Back in 2009, when President Obama chose Kathleen Merrigan as second in command at the US Department of Agriculture, celebration erupted in sustainable-food circles. Last Thursday afternoon, the USDA announced the imminent end of Merrigan’s run as deputy secretary of ag with a terse note from USDA chief Tom Vilsack. It gave no reason for her departure, which is effective at the end of April.
For generations, the message from the US Department of Agriculture to the nation’s farmers could be summed up in the famous piece of advice offered by Ezra Taft Benson, President Dwight Eisenhower’s USDA chief: “get big or get out.” That’s why Merrigan’s tenure is so significant. Under her influence, the USDA suddenly began to urge consumers to “Know Your Farmer, Know Your Food,” and made a concerted effort to marshal USDA resources to support local and regional food systems supplied by farms of varying scales: the opposite of the globalized, monolithic system envisioned by Benson and put into place with the consent of his successors.
Even so, US farm policy, hammered out in Congress through once-every-five-year farm bills and executed by the USDA, remains largely guided by Taft’s agribusiness-friendly vision. Know Your Farmer does not represent new funding—the USDA has no power to roll out new programs—but rather the bundling together of existing programs that can be used to fund alternative food projects. And these programs are funded at pennies on the dollar compared to, say, commodity subsidies. And, true, the Obama administration has certainly had its share of cave-ins to Big Ag—none greater than its deregulation of various dodgy genetically modified crops. But as I put it in a post in 2011, Know Your Farmer represents the USDA’s “most high-profile acknowledgement since the post-war rise of industrial agriculture that alternative food systems exist, matter, and deserve support.”
The burning question about Merrigan’s departure: Was she fired, or did she quit? Every indication I had gotten since the 2012 election from Washington sources was that she hoped to stay on if her boss, Vilsack, stayed on. When President Obama announced in January that Vilsack would in fact remain ag secretary, the assumption had been that Merrigan, his deputy, would, too. It is rare, however, for deputy ag secretaries to serve two full terms.
In a statement emailed Thursday afternoon, Merrigan—a long-time champion of organic ag and who until taking her current job served as a professor of ag policy at Tufts and worked in Clinton’s USDA—cited no reason for leaving. Over the phone Friday, she was noncommittal. “It’s all been in the works for a while,” she said, adding that the spring after an election is a “natural time of transition for her position.” She also cited the “principle of diversity”—”I’ve had the chance to bring a lot of good ideas to the table here, new ways of looking at things, and I think it’s important for someone else to have that chance.” But she wouldn’t directly answer the question.
What, then, about the initiative she championed and has become most associated with, Know Your Farmer, Know Your Food? Would the initiative, which uses existing USDA programs and funding to promote the rebuilding of local and regional food systems, survive her tenure?

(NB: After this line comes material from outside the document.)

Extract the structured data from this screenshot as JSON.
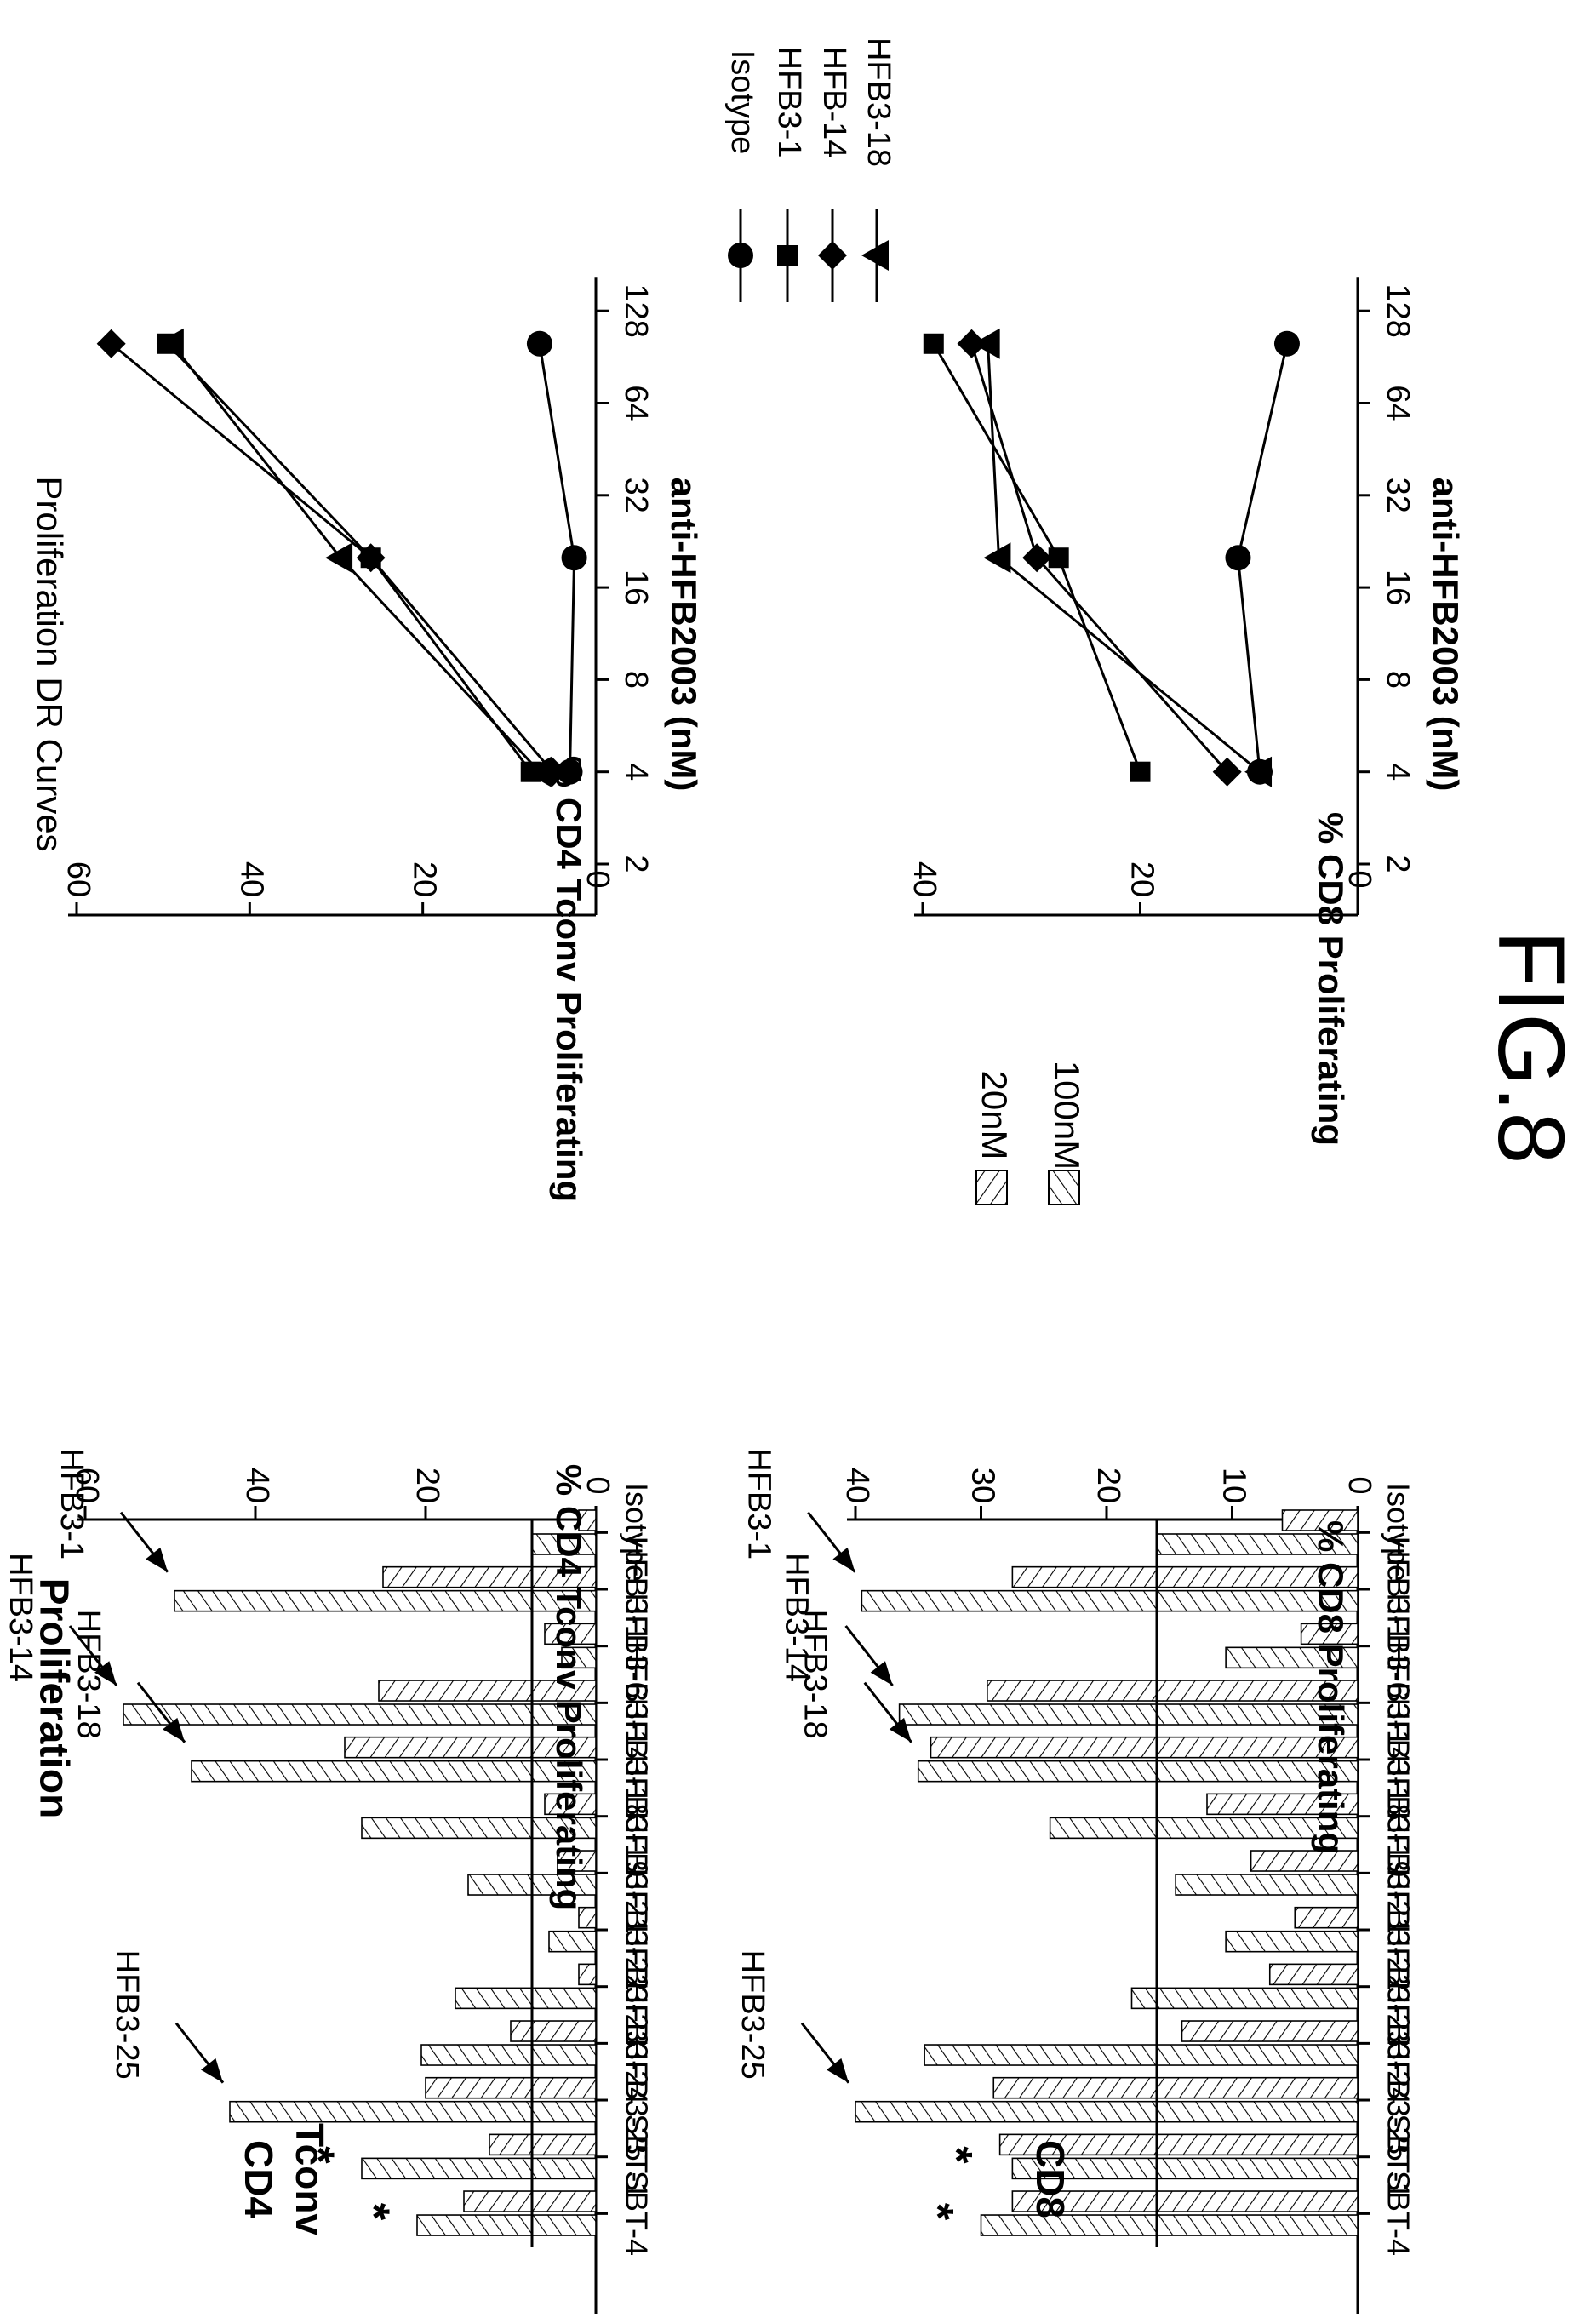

On this, Merrigan was unequivocal: “I would not leave here if I didn’t expect the Know Your Farmer initiative to thrive and grow.” She acknowledged that the program had come under severe attack from farm-state pols who saw the KYK as a challenge to big ag, but that “we’ve gotten past that.” The attacks have subsided, she said, as farm-state pols have learned local and regional food systems aren’t just for coastal elites—they can also deliver economic benefits to farm-heavy states.
As evidence of its solid position with the USDA bureaucracy, she said that the USDA’s internal Know Your Farmer task force is now led by a “career civil servant,” as opposed to a political appointee; and long-time organic activist and farmer Mark Lipson, who has served as the USDA’s organic and sustainable agriculture policy advisor since 2010, is one of several Merrigan-associated employees who will stick around, the departing deputy secretary said.

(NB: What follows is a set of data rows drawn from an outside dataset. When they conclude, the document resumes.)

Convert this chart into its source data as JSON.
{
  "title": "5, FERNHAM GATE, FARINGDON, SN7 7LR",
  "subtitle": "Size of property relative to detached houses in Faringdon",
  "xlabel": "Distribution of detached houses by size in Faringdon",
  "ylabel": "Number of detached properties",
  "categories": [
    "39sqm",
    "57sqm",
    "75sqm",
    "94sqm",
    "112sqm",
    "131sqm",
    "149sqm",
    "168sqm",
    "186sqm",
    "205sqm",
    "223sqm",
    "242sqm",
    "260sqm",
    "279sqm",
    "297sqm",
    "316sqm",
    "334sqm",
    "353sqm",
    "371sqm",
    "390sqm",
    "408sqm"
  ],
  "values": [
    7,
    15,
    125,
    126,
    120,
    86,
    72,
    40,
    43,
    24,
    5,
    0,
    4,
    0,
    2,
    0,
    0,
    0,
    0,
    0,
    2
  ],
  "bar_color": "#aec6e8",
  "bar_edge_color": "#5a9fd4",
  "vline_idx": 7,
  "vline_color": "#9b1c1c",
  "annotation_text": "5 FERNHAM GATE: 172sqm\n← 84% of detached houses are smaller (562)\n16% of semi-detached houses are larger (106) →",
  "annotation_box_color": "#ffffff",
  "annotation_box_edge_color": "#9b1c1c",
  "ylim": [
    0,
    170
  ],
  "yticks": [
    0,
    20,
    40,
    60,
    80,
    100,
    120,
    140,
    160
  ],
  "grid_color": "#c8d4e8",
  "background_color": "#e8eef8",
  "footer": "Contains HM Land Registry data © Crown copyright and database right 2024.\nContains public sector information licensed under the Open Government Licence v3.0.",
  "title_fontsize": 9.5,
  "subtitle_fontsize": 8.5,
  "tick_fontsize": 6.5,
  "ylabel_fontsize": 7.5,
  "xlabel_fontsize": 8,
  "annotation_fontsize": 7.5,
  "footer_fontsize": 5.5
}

These personnel decisions eased my immediate reaction to Merrigan’s departure—because of its suddenness and the lack of a reason given, I feared a purge of people within the department who challenge the Big Ag party line. That’s not the case. In our interview, Merrigan made the case that the theory behind Know Your Farmer—that local and regional food networks play an important role in building an economically and ecologically resilient food system—has become part of the department’s central mission and not just the pet project of a deputy secretary.

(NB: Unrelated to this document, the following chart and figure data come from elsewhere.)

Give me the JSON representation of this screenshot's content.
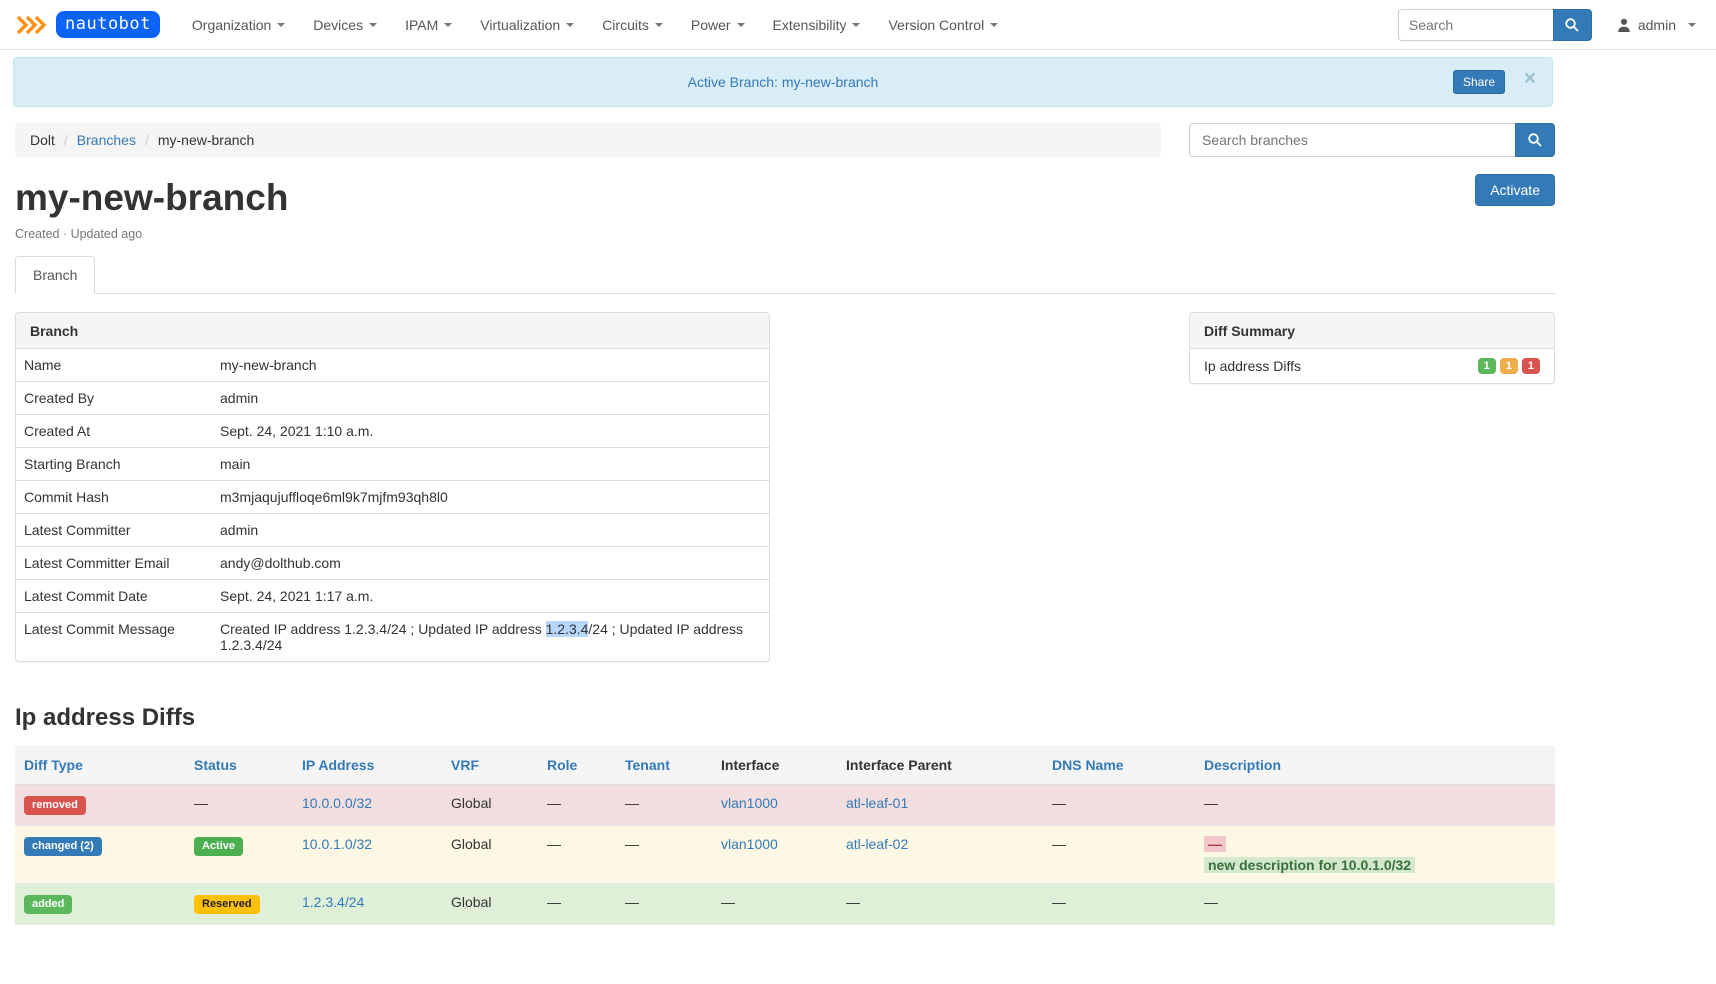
{
  "navbar": {
    "brand": "nautobot",
    "menu": [
      {
        "label": "Organization"
      },
      {
        "label": "Devices"
      },
      {
        "label": "IPAM"
      },
      {
        "label": "Virtualization"
      },
      {
        "label": "Circuits"
      },
      {
        "label": "Power"
      },
      {
        "label": "Extensibility"
      },
      {
        "label": "Version Control"
      }
    ],
    "search_placeholder": "Search",
    "user": "admin"
  },
  "banner": {
    "text": "Active Branch: my-new-branch",
    "share_label": "Share",
    "close_glyph": "×"
  },
  "breadcrumb": {
    "separator": "/",
    "items": [
      {
        "label": "Dolt",
        "link": false
      },
      {
        "label": "Branches",
        "link": true
      },
      {
        "label": "my-new-branch",
        "link": false
      }
    ]
  },
  "branch_search": {
    "placeholder": "Search branches"
  },
  "actions": {
    "activate_label": "Activate"
  },
  "page": {
    "title": "my-new-branch",
    "subtitle": "Created · Updated ago",
    "tab": "Branch"
  },
  "branch_panel": {
    "title": "Branch",
    "rows": [
      {
        "label": "Name",
        "value": "my-new-branch"
      },
      {
        "label": "Created By",
        "value": "admin"
      },
      {
        "label": "Created At",
        "value": "Sept. 24, 2021 1:10 a.m."
      },
      {
        "label": "Starting Branch",
        "value": "main"
      },
      {
        "label": "Commit Hash",
        "value": "m3mjaqujuffloqe6ml9k7mjfm93qh8l0"
      },
      {
        "label": "Latest Committer",
        "value": "admin"
      },
      {
        "label": "Latest Committer Email",
        "value": "andy@dolthub.com"
      },
      {
        "label": "Latest Commit Date",
        "value": "Sept. 24, 2021 1:17 a.m."
      },
      {
        "label": "Latest Commit Message",
        "segments": [
          {
            "text": "Created IP address 1.2.3.4/24 ; Updated IP address "
          },
          {
            "text": "1.2.3.4",
            "highlight": true
          },
          {
            "text": "/24 ; Updated IP address 1.2.3.4/24"
          }
        ]
      }
    ]
  },
  "diff_summary": {
    "title": "Diff Summary",
    "row_label": "Ip address Diffs",
    "badges": [
      {
        "count": "1",
        "color": "#5cb85c"
      },
      {
        "count": "1",
        "color": "#f0ad4e"
      },
      {
        "count": "1",
        "color": "#d9534f"
      }
    ]
  },
  "diffs": {
    "heading": "Ip address Diffs",
    "dash": "—",
    "columns": [
      {
        "label": "Diff Type",
        "sortable": true
      },
      {
        "label": "Status",
        "sortable": true
      },
      {
        "label": "IP Address",
        "sortable": true
      },
      {
        "label": "VRF",
        "sortable": true
      },
      {
        "label": "Role",
        "sortable": true
      },
      {
        "label": "Tenant",
        "sortable": true
      },
      {
        "label": "Interface",
        "sortable": false
      },
      {
        "label": "Interface Parent",
        "sortable": false
      },
      {
        "label": "DNS Name",
        "sortable": true
      },
      {
        "label": "Description",
        "sortable": true
      }
    ],
    "rows": [
      {
        "row_bg": "#f2dede",
        "cells": [
          {
            "type": "badge",
            "text": "removed",
            "bg": "#d9534f",
            "fg": "#ffffff"
          },
          {
            "type": "dash"
          },
          {
            "type": "link",
            "text": "10.0.0.0/32"
          },
          {
            "type": "text",
            "text": "Global"
          },
          {
            "type": "dash"
          },
          {
            "type": "dash"
          },
          {
            "type": "link",
            "text": "vlan1000"
          },
          {
            "type": "link",
            "text": "atl-leaf-01"
          },
          {
            "type": "dash"
          },
          {
            "type": "dash"
          }
        ]
      },
      {
        "row_bg": "#fcf8e3",
        "cells": [
          {
            "type": "badge",
            "text": "changed (2)",
            "bg": "#337ab7",
            "fg": "#ffffff"
          },
          {
            "type": "badge",
            "text": "Active",
            "bg": "#4caf50",
            "fg": "#ffffff"
          },
          {
            "type": "link",
            "text": "10.0.1.0/32"
          },
          {
            "type": "text",
            "text": "Global"
          },
          {
            "type": "dash"
          },
          {
            "type": "dash"
          },
          {
            "type": "link",
            "text": "vlan1000"
          },
          {
            "type": "link",
            "text": "atl-leaf-02"
          },
          {
            "type": "dash"
          },
          {
            "type": "change",
            "removed_text": "—",
            "added_text": "new description for 10.0.1.0/32"
          }
        ]
      },
      {
        "row_bg": "#dff0d8",
        "cells": [
          {
            "type": "badge",
            "text": "added",
            "bg": "#5cb85c",
            "fg": "#ffffff"
          },
          {
            "type": "badge",
            "text": "Reserved",
            "bg": "#ffc107",
            "fg": "#212121"
          },
          {
            "type": "link",
            "text": "1.2.3.4/24"
          },
          {
            "type": "text",
            "text": "Global"
          },
          {
            "type": "dash"
          },
          {
            "type": "dash"
          },
          {
            "type": "dash"
          },
          {
            "type": "dash"
          },
          {
            "type": "dash"
          },
          {
            "type": "dash"
          }
        ]
      }
    ]
  },
  "colors": {
    "accent": "#337ab7",
    "link": "#337ab7"
  }
}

Even so, the announcement came as a surprise to many in the sustainable-food movement. “I’m still shocked by her resignation, knowing how the hundreds of thousands of farmers, managers, and volunteers that make farmers markets possible across the US have benefited from her commitment to truly viable food systems that both grow rural economies and get the freshest most nutritious food possible onto more plates,” Stacy Miller, project director at the Farmers Market Coalition, told me.
“In an agency that too often defaults to the preferences of industrial agriculture and big food companies, Kathleen has been the vital source of fresh ideas, action, and hope in the daunting work of fixing America’s broken food system,” Ken Cook, president of the ag policy watchdog Environmental Working Group (EWG), said in a statement. “With Kathleen stepping down, I find myself much more concerned about the administration’s next moves in food and agriculture policy than I am about Kathleen’s.”